Reputation: 325
I am writing a program that takes a Roman Numeral (up to 12 characters) and converts it to a decimal value. I am able to do this conversion successfully and read each value character by character, however my value is always 1000 greater than actual when the inputted string is not 12 characters, which I've determined is due to an extra loop through the evaluate subroutine (if no matches are made, it enters the process for converting M = 1000).
I assume it has something to do with the way I reading the user's string when less than 12 characters. It is my understanding that the read string system call code proceeds until it reaches a '\n' character, and converts that character and the rest of its empty space to 0 characters, so checking if the next character is not equal to 0 should work as I do not expect 0 to be in the user's input. I do realize I can fix my code by jumping to tailLoop if no match is made during "evaluate", but I would like to understand why the code I have currently isn't working.
The following code does not contain much of my program (would be quite long to post in full), only enough to understand the logic processes I am trying to use. This is homework in case it flavors how you want to answer the question.

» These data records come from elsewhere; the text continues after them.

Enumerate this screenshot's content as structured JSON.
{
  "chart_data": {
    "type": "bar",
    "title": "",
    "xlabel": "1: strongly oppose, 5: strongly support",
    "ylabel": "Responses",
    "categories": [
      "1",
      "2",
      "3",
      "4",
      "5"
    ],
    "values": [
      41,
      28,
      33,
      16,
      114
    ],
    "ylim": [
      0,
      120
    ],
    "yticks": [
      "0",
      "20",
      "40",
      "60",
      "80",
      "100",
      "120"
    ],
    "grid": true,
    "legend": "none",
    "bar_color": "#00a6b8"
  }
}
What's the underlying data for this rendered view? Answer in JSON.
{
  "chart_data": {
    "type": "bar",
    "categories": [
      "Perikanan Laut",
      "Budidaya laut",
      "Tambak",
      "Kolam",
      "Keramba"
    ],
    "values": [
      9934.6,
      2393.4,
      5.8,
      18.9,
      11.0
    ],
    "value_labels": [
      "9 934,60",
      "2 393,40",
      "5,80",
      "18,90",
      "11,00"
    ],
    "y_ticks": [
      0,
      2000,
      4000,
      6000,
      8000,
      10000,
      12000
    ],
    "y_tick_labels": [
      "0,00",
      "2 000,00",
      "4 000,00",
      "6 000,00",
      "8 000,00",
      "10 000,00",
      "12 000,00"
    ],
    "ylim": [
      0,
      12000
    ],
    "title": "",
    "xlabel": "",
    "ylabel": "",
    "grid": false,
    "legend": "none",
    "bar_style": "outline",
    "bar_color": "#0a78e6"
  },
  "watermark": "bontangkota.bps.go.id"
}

# Program to translate Roman Numerals to decimal values
.data
numeralString:
.space 13
# End Strings
.text # Begin Program
.globl main
main:
li $v0, 8 # read string from user at next syscall
la $a0, numeralString
li $a1, 13
syscall
la $t0, numeralString # take input string and store in $t0
move $t1, $t0 # creating a copy of base register
lb $t2, 0($t0) # loads first byte (character) into $t2
jal evaluate # calls evaluate subroutine. String passed via $t0 (first byte/character specified in $t2)
# interger value returned via $v1
li $v0, 1 # print result value from $v1 at next syscall
move $a0, $v1
syscall
exit: # Exit Program in next syscall
li $v0, 10 # exit program in next syscall
syscall
evaluate: # matches numeral in string to correct subroutine
lb $t3, 1($t0)
beq $t2, 'M', mChar
mChar:
addi $v1, $v1, 1000
# beq $t3, 'C', cSlot
j tailLoop
tailLoop:
move $t2, $t3 # $t2 now holds next character of string
addi $t0, $t0, 1
bnez $t2, evaluate # Go back to evaluate if next character exists
jr $ra
Upvotes: 0
Views: 1498
Reputation: 4961
It is my understanding that the read string system call code proceeds until it reaches a '\n' character, and converts that character and the rest of its empty space to 0 characters
No.
If you look at the spim source code, you'll see that the read_input
function which is called in case of a syscall
Simulate[s] the semantics of fgets (not gets) on Unix file.
A newline character makes fgets stop reading, but it is considered a valid character by the function and included in the string copied to str.
This is confirmed by examing the spim code.